Страх охватил Шишкарева, ясное сознание опасности и гибели неминуемой. Упавшим, извиняющимся голосом он пробормотал:
— Не то чтобы против…. Предмет такой… А тут… чтобы без прений… Без прений, то есть не то, чтобы без прений, а так сказать… без обмена мыслей, без обсуждения… я затрудняюсь…
Сосулька многозначительно хмыкнул.
— Значит: нет? Так и запишем…
Все остальные после этого, конечно, высказались за предложение. Только у словесника Ивановского вдруг заболел живот, и он поспешил выйти. Но это ему не прошло. Отделался он, правда, полегче, чем Шишкарев, но все-таки потерпел…
— …Так вот, за это вольномыслие меня и… Шишкарев сделал рукой жест, которым выпроваживают вон, и остановился. Долго молчал и барабанил пальцами по колену. За окном чернела ночь. Без устали ровным шумом шумел поезд, черно и немо лежала ночь. Шумит, гремит, спешит куда-то поезд, а ночь над ним, и рядом, и впереди, и позади. И похоже, что топчется он на одном месте и никуда не уйдет от этого черного, немого полога…
— Да, черт возьми, времена! — густо вздохнул подъесаул Чекомасов и от резкого движения щелкнули и запели под ним пружины дивана: — рассуждая здраво, что такое, в сущности, ваш случай? Пустяк совершенный! А вот, подите же…

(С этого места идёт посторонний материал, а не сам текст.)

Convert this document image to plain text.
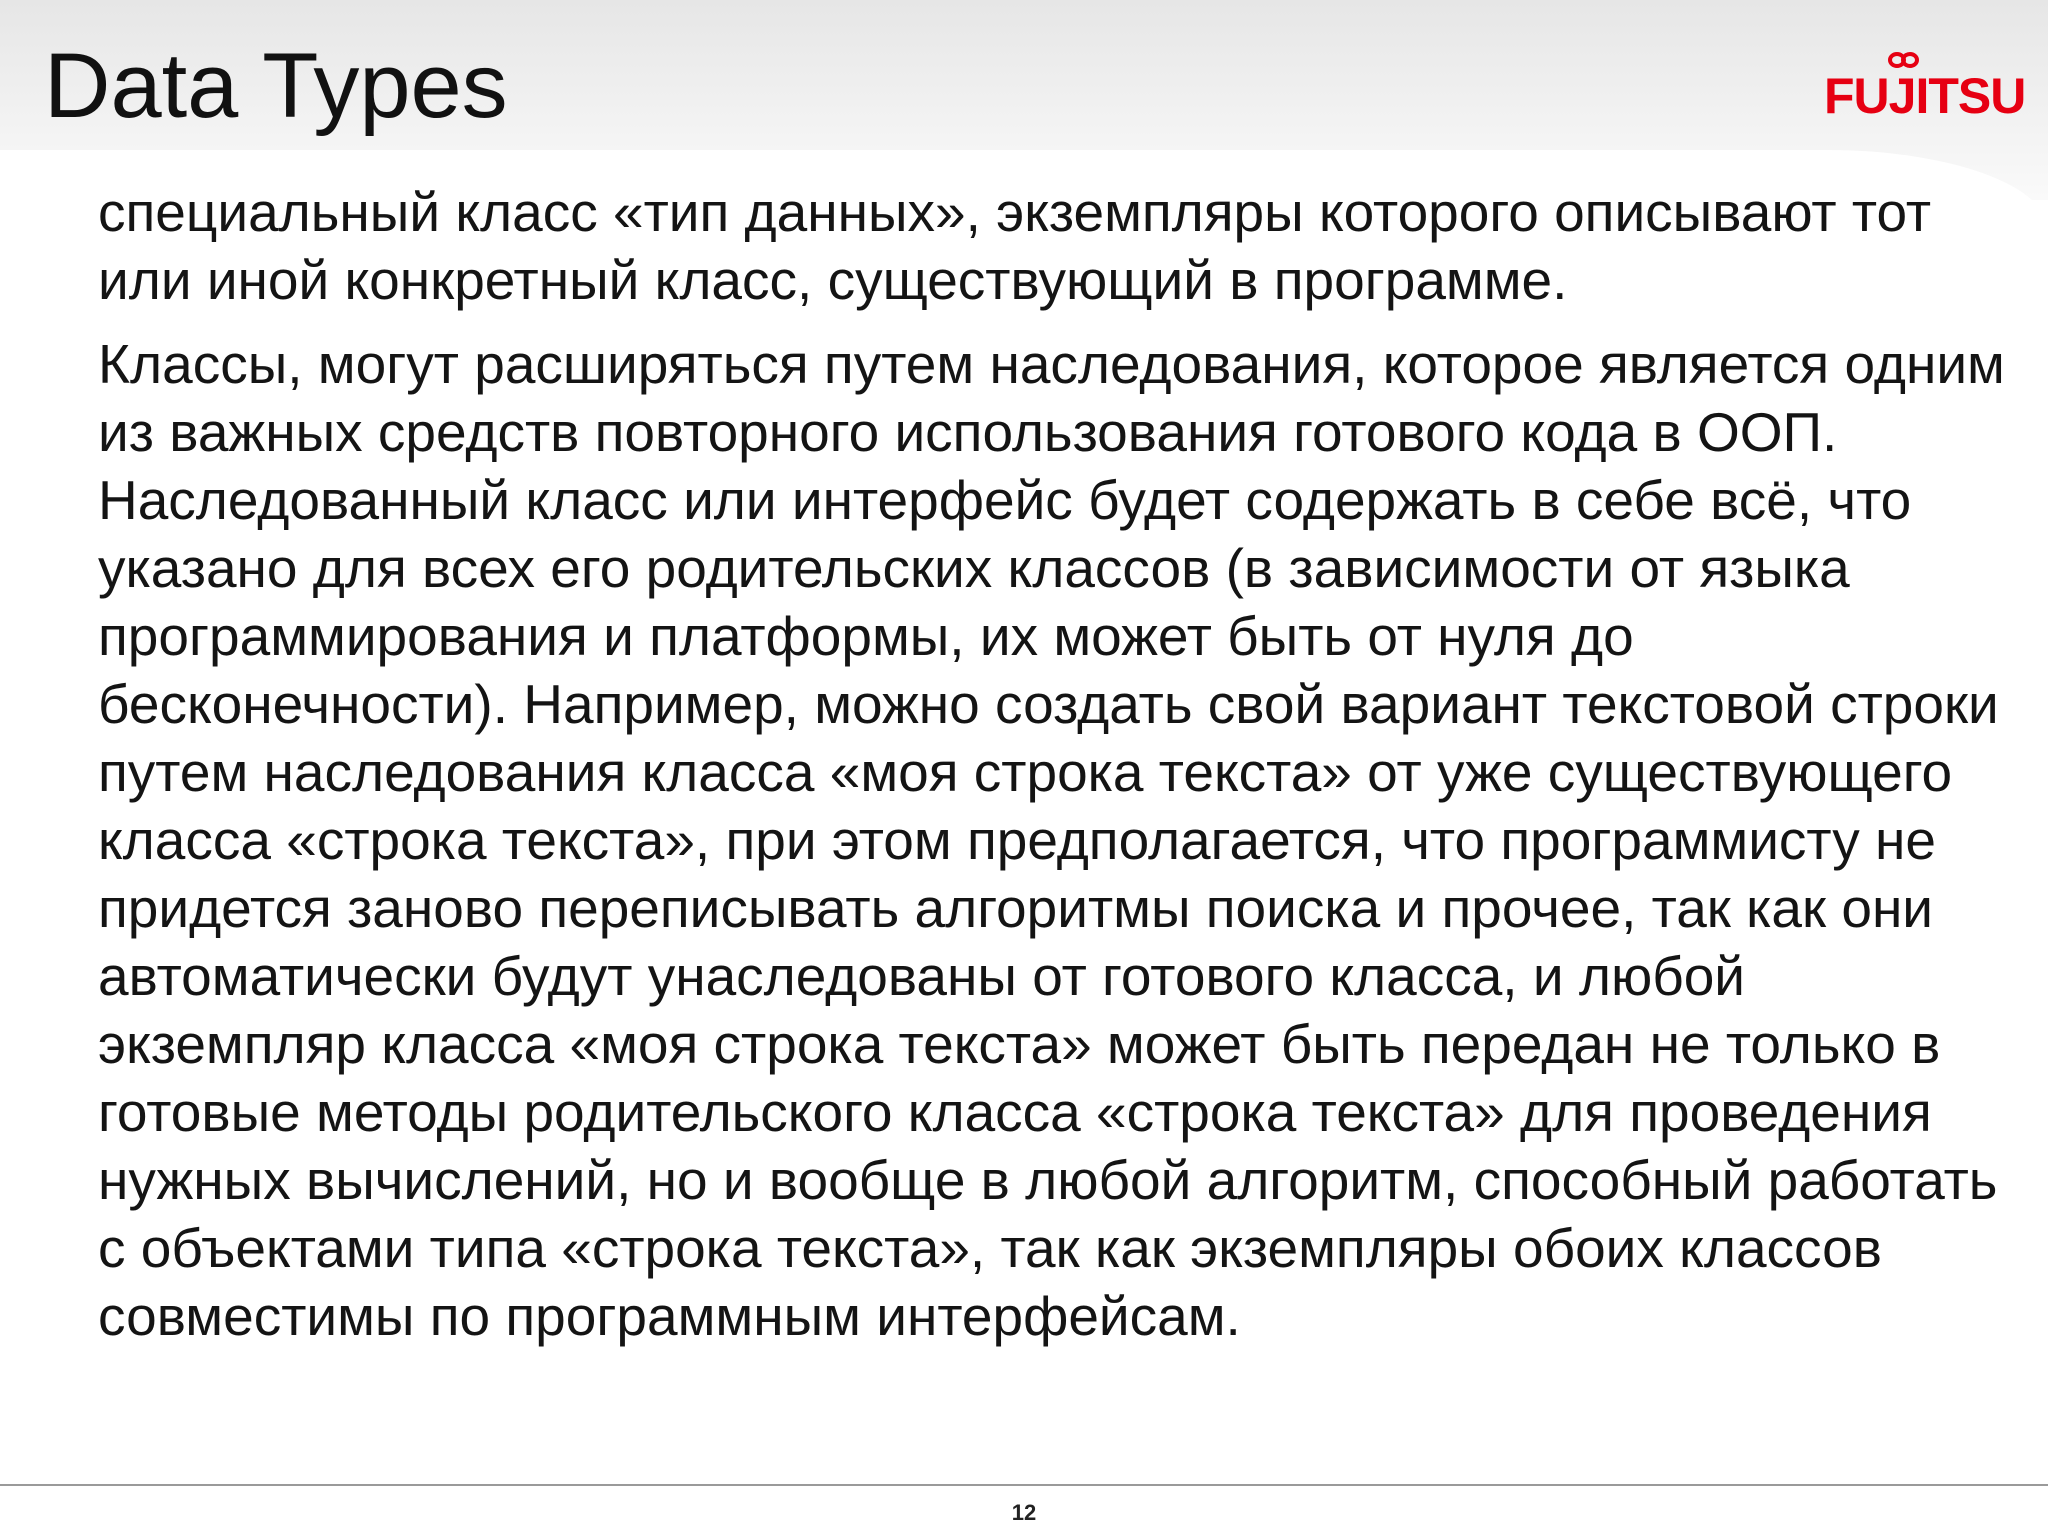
Data Types	FUJITSU

специальный класс «тип данных», экземпляры которого описывают тот или иной конкретный класс, существующий в программе.

Классы, могут расширяться путем наследования, которое является одним из важных средств повторного использования готового кода в ООП. Наследованный класс или интерфейс будет содержать в себе всё, что указано для всех его родительских классов (в зависимости от языка программирования и платформы, их может быть от нуля до бесконечности). Например, можно создать свой вариант текстовой строки путем наследования класса «моя строка текста» от уже существующего класса «строка текста», при этом предполагается, что программисту не придется заново переписывать алгоритмы поиска и прочее, так как они автоматически будут унаследованы от готового класса, и любой экземпляр класса «моя строка текста» может быть передан не только в готовые методы родительского класса «строка текста» для проведения нужных вычислений, но и вообще в любой алгоритм, способный работать с объектами типа «строка текста», так как экземпляры обоих классов совместимы по программным интерфейсам.

12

— Нелепый случай. «Все это было бы смешно»… Но мне теперь — увы! — не до смеха… Гнусная история! Пробовал рассуждать хладнокровно, по логике, — как учитель истории, я, разумеется, должен знать, что времена низости и холуйства и жестокости, — не новость в родной стране… Даже в учебниках есть об этом. Да… Но умом-то обнимаешь это, а сердце вот… плачет от обиды… бунтует…

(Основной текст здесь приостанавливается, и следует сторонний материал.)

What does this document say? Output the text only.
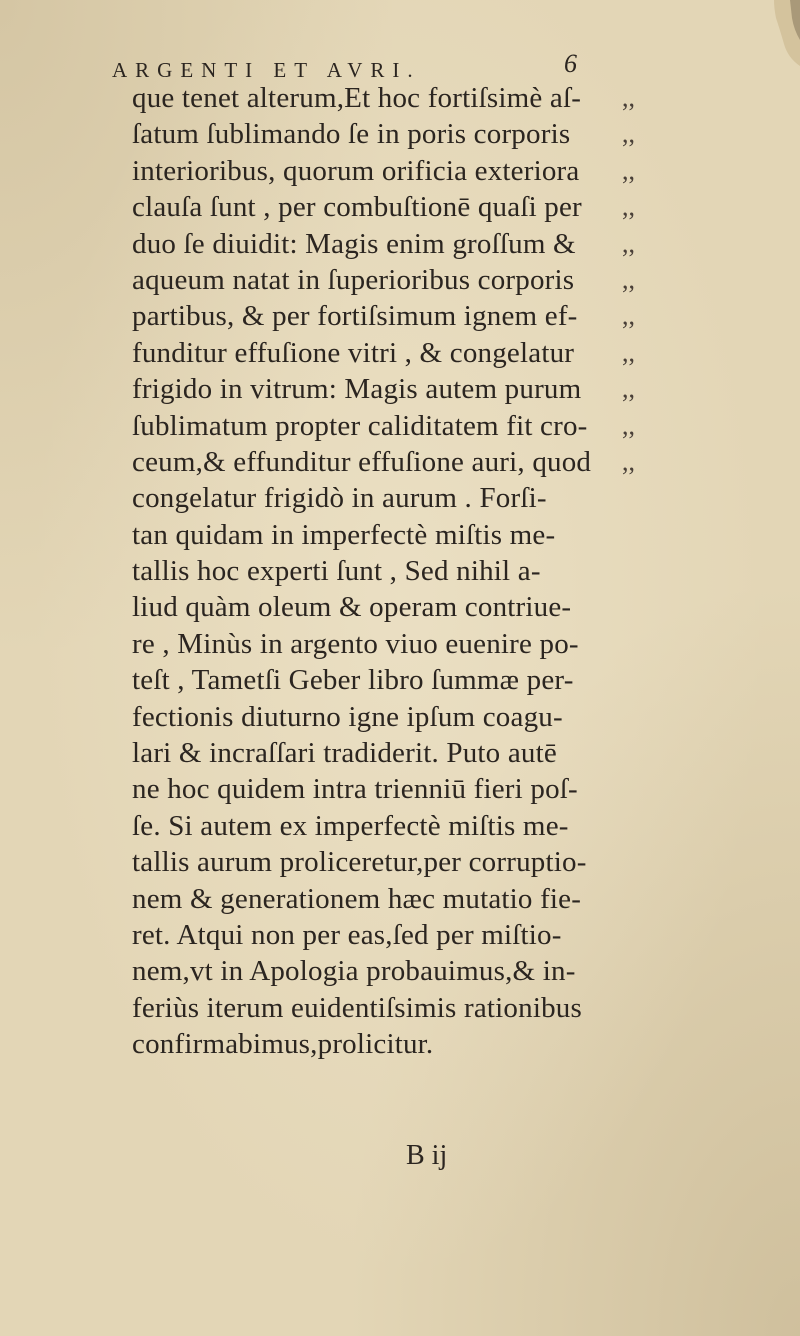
ARGENTI ET AVRI.	6
que tenet alterum,Et hoc fortiſsimè aſ-
ſatum ſublimando ſe in poris corporis
interioribus, quorum orificia exteriora
clauſa ſunt , per combuſtionē quaſi per
duo ſe diuidit: Magis enim groſſum &
aqueum natat in ſuperioribus corporis
partibus, & per fortiſsimum ignem ef-
funditur effuſione vitri , & congelatur
frigido in vitrum: Magis autem purum
ſublimatum propter caliditatem fit cro-
ceum,& effunditur effuſione auri, quod
congelatur frigidò in aurum . Forſi-
tan quidam in imperfectè miſtis me-
tallis hoc experti ſunt , Sed nihil a-
liud quàm oleum & operam contriue-
re , Minùs in argento viuo euenire po-
teſt , Tametſi Geber libro ſummæ per-
fectionis diuturno igne ipſum coagu-
lari & incraſſari tradiderit. Puto autē
ne hoc quidem intra trienniū fieri poſ-
ſe. Si autem ex imperfectè miſtis me-
tallis aurum proliceretur,per corruptio-
nem & generationem hæc mutatio fie-
ret. Atqui non per eas,ſed per miſtio-
nem,vt in Apologia probauimus,& in-
feriùs iterum euidentiſsimis rationibus
confirmabimus,prolicitur.
,,
,,
,,
,,
,,
,,
,,
,,
,,
,,
,,
B ij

— И то сказать: пятнадцать лет… — тихо в грустном раздумьи продолжал Шишкарев: — привычка. Полтора десятка лет пробыть в этой атмосфере маленьких интересов, мелкоты, маленьких преступлений и бурь… среди звонков, журналов, единиц… это — не бараний хвост! Опустишься до уровня почти ребячьего понимания жизни, все перезабудешь, — где уж тут за иное ремесло браться! Круто… Оглянешься кругом — ничего, кроме унизительной нужды в перспективе…
— Положение бамбуковое!
— Хуже… Положение соленого зайца, которому приткнуться некуда. Формуляр хоть и не опорочен, но секретная аттестация безнадежна. Сосулька, — он давно-таки целился укусить меня, да не за что было: человек я был службистый, ученикам потачки не давал, — хотя, правда, и не глотал их, — взглядов держался умеренных. Только одно: дела у нас — не крупного калибра, а все-таки украсть кое-что можно, — ну, вот, иной раз я и отказывался в хозяйственном комитете подписать какой-нибудь дутый счет… Значит, становился в оппозицию начальству… Это— раз. А второе, — я уже говорил о том, что наблудил Сосулька нечаянно в дни свободы, — ну, и старался всячески замести следы… Случай-то как раз и пригодился…
Подъесаул укоризненно покрутил головой.
— По прошению?
— Прошению. Форма такая. Считается сравнительно мягкой. А вот по третьему пункту, — ну, то уже…
— Знаю, знаю…
Подъесаул вынул папиросу и спичечницу: — Знаю. Потому — сам стоял почти что на этой точке, — закуривая, говорил он, отрывисто мыча и посмеиваясь: — Вы, небось, думаете… мм… не похоже!.. Да-а… Висел… мм… за ребро и я… более или менее… Было дело под Полтавой, что называется!.. баба свистнула октавой, — извините…
Подъесаул привстал и поглядел в соседнее купе, как будто желая убедиться, что в отделении никого, кроме них двоих, нет.
— Застревал и я, — продолжал он, разминая ноги и потягиваясь перед окном, в котором смутно отражалась его крепкая фигура с выпяченной грудью: — мундир снимал! Помните, полоса такая была после войны?
— Как же… Даже наш Сосулька о женском равноправии распространялся, — сказал Шишкарев.
— Я, положим, ни о чем не распространялся. Словесность у меня тугая, вязкая, и по части идей или там теорий и разных сухих туманов, как всякий кавалерист, я жидок ногами. Я, собственно, увлекся в это время стишками и юмористикой. Собирал, в тетрадку переписывал, иной раз декламировал… Стыд, черт возьми, донимал, ел глаза, что называется, как африканский самум. Ну, прочтешь этакий ядовитый стишок и — легче… Внутри желчи-то много, а выплюнуть не умеешь, — так вот стихами… Графинчик-другой раздавишь, услышишь: бахвалится какой-нибудь пьяный собрат, присягу исполняет— пускает патриотическую пыль, — ну, сейчас его стишком!.. Иные обижались, ссоры затевали, но у меня машина — изволите видеть — какая?